A new sign of amyotrophic lateral sclerosis (ALS) reveals possible triggers for neurodegeneration

A new study from the Institute of Psychiatry, Psychology and Neuroscience (IoPPN) at King's College London has identified a new hallmark of the neurodegenerative disease amyotrophic lateral sclerosis (ALS), revealing possible molecular triggers
for the disease.

The study, published in the journal Nature Communications, found that the loss of the RNA-processing protein SFPQ in motor neurons causes their "death.
"
This involves the destruction of axons (the parts of neurons responsible for connecting and communicating with the rest of the body), and the subsequent death
of the cell body.

Using zebrafish, the researchers explored what happens
to motor neurons missing SFPQ before they degenerate.
They found that draft messenger RNAs (mRNAs), which are normally regulated by SFPQ, are only partially edited and truncated
.
To their surprise, these defective mRNAs were not degraded, but instead stably localized on axons, where they accumulated and interfered with normal function
.
This is the first study to show the cascade
of axonal molecular events due to protein loss.

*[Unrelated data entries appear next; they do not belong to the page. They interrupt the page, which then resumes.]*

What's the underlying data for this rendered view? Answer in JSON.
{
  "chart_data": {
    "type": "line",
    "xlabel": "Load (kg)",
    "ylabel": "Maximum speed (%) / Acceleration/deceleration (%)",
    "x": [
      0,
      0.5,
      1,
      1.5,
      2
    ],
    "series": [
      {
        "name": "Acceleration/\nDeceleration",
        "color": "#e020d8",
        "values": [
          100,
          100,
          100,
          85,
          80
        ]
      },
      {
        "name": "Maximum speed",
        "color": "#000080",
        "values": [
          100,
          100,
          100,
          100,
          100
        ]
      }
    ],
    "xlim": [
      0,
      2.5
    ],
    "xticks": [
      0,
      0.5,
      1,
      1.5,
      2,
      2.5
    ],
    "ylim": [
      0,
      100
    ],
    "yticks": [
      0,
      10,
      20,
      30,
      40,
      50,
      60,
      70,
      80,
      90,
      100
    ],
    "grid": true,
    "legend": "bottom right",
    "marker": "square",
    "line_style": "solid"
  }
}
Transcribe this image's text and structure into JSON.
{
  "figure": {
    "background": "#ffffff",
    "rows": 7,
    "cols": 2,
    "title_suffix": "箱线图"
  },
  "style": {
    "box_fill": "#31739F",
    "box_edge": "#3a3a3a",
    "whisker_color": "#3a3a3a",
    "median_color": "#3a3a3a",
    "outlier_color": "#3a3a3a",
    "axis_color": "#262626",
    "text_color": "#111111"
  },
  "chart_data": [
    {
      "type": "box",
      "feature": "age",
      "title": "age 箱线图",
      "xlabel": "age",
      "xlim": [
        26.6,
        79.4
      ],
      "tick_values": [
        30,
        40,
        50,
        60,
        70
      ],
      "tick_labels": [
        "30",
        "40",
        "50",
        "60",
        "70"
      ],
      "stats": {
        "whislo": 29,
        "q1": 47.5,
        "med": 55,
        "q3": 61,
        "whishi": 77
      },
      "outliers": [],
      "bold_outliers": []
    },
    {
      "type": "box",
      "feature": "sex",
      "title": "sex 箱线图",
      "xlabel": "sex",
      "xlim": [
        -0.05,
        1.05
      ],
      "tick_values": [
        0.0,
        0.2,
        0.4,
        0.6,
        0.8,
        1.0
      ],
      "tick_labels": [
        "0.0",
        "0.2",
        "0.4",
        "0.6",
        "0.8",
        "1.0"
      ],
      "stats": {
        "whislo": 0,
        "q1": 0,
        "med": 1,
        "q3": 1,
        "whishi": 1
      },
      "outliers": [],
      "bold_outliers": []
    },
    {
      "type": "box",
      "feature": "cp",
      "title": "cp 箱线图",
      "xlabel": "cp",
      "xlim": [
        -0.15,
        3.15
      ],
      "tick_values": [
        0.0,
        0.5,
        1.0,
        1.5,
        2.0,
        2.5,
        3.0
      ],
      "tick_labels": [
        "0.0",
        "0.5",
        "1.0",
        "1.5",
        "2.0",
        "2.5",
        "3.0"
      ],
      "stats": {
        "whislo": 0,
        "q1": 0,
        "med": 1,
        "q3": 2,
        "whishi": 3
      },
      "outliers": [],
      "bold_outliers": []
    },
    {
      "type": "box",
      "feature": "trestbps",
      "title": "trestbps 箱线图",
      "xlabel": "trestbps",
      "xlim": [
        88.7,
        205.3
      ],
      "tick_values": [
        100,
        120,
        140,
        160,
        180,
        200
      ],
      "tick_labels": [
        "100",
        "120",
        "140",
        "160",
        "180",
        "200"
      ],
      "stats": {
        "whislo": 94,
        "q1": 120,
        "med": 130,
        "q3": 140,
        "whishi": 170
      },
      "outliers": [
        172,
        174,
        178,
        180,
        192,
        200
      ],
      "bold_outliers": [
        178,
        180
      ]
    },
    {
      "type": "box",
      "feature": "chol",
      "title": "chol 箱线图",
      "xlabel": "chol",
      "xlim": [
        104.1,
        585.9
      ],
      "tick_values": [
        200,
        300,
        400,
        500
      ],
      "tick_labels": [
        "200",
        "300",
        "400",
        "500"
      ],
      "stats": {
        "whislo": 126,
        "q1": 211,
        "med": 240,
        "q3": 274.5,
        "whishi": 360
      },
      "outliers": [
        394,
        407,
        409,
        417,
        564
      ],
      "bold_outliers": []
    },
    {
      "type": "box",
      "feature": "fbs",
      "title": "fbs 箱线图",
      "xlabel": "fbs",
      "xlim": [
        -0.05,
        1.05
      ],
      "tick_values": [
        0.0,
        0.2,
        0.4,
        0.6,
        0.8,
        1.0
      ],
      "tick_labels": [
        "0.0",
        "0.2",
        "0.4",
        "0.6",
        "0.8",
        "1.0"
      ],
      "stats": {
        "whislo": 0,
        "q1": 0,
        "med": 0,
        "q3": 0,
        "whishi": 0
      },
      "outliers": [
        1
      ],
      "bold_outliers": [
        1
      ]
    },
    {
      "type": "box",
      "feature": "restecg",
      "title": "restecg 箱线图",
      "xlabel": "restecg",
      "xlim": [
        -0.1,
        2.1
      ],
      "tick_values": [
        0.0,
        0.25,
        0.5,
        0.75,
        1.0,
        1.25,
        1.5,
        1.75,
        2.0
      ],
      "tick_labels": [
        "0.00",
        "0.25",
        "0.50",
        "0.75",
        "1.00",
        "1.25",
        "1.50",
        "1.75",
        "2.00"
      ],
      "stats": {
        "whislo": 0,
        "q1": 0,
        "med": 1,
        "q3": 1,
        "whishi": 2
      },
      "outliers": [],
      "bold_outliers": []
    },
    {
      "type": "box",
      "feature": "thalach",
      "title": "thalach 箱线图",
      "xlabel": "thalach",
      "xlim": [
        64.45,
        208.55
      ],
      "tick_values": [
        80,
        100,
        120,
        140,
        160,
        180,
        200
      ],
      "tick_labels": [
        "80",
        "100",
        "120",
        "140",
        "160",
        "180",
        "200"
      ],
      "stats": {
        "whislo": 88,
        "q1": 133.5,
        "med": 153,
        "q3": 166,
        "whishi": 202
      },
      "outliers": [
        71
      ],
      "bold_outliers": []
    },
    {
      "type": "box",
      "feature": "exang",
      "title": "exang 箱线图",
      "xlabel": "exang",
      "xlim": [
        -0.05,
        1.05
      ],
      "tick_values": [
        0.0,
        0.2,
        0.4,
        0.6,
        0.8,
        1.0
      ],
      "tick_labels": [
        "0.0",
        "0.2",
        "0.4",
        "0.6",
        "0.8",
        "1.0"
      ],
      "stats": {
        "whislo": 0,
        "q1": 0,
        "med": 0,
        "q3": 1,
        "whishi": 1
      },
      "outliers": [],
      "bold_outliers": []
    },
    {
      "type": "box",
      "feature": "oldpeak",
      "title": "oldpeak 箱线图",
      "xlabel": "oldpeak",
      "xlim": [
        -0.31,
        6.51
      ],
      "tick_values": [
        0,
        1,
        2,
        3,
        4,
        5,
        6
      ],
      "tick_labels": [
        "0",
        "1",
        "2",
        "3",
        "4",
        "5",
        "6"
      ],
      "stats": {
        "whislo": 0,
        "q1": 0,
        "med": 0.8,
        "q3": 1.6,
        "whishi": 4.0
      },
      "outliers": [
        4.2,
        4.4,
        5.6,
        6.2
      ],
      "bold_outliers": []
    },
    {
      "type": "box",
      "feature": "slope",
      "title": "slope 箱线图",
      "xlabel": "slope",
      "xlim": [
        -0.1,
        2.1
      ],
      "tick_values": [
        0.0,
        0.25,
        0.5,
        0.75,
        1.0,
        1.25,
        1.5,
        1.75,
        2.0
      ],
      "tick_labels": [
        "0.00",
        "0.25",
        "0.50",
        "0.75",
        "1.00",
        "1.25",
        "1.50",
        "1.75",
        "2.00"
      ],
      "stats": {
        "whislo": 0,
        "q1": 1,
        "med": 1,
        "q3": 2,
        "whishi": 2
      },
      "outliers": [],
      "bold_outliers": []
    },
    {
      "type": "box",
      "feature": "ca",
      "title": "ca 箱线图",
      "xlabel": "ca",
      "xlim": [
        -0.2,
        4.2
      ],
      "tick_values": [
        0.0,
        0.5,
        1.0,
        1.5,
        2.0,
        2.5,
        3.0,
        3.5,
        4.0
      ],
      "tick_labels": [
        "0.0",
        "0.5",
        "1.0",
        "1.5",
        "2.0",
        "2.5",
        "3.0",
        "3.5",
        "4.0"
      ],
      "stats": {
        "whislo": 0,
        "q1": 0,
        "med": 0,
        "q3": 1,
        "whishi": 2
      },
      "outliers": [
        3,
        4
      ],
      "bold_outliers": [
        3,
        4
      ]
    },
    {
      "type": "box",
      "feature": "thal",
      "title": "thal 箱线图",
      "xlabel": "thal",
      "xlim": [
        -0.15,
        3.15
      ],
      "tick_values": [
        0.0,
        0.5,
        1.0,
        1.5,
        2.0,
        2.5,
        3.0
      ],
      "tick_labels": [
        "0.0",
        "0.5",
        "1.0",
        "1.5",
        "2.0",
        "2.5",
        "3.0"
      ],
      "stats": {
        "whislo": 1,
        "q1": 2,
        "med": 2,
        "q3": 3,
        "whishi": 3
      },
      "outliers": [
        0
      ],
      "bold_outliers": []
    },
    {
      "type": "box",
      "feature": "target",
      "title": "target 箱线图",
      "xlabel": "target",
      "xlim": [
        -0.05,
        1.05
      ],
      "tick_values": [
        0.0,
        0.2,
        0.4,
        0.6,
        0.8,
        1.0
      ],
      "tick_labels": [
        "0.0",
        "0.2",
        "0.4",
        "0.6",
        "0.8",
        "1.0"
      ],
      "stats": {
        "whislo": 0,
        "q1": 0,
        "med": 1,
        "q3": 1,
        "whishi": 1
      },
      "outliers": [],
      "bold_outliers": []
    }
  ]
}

Since the loss of SFPQ is strongly associated with ALS, the authors extracted their findings from zebrafish and analyzed data
from ALS patients.
They found that unusual defective mRNAs were enriched in the patient's neurons, pointing to these axonal mRNAs as the cause of
disease degeneration.

Corinne Houart, Professor of Developmental Neurobiology at King's College and lead author of the study, said: "Finding the same mRNA abnormalities in zebrafish SFPQ mutants and human ALS neurons opens up a new avenue
for understanding neurodegenerative processes.
Our findings, as well as those of our international colleagues, suggest that controlling axonal mRNA diversity is critical
for neurological health.
Finding local changes in neuronal mRNA regulation affected by aging or neurological disorders will provide tremendous progress
in addressing these issues.
”

It is estimated that around 5000 people in the UK at any one time have amyotrophic lateral sclerosis
.
The average survival time after diagnosis is between 2 and 5 years, and there is currently no effective treatment
.
This discovery opens up a possible new avenue for the treatment of ALS patients, aiming to restore SFPQ function
in neurons.
By doing so, they can be prevented from degrading
.

Dr Richard Taylor, first author of the study, said: "We were surprised to find that these abnormal mRNAs, formed due to loss of SFPQ function, were not degraded
in the nucleus.
On the contrary, contrary to dogma, they seem to escape and are specifically localized to axons
.
Their effects at the RNA level or protein level, if translated, can be detrimental to axon integrity and may initiate the 'death regression' sequence
of degenerative degeneration observed in ALSCLEROSIS neurons.
”

The researchers will now turn their attention to determining the mechanism of toxicity of these defective mRNAs in axons in ALS patients, and will investigate the effect of
introducing normal SFPQ into patients' iPSC-derived degenerate neurons.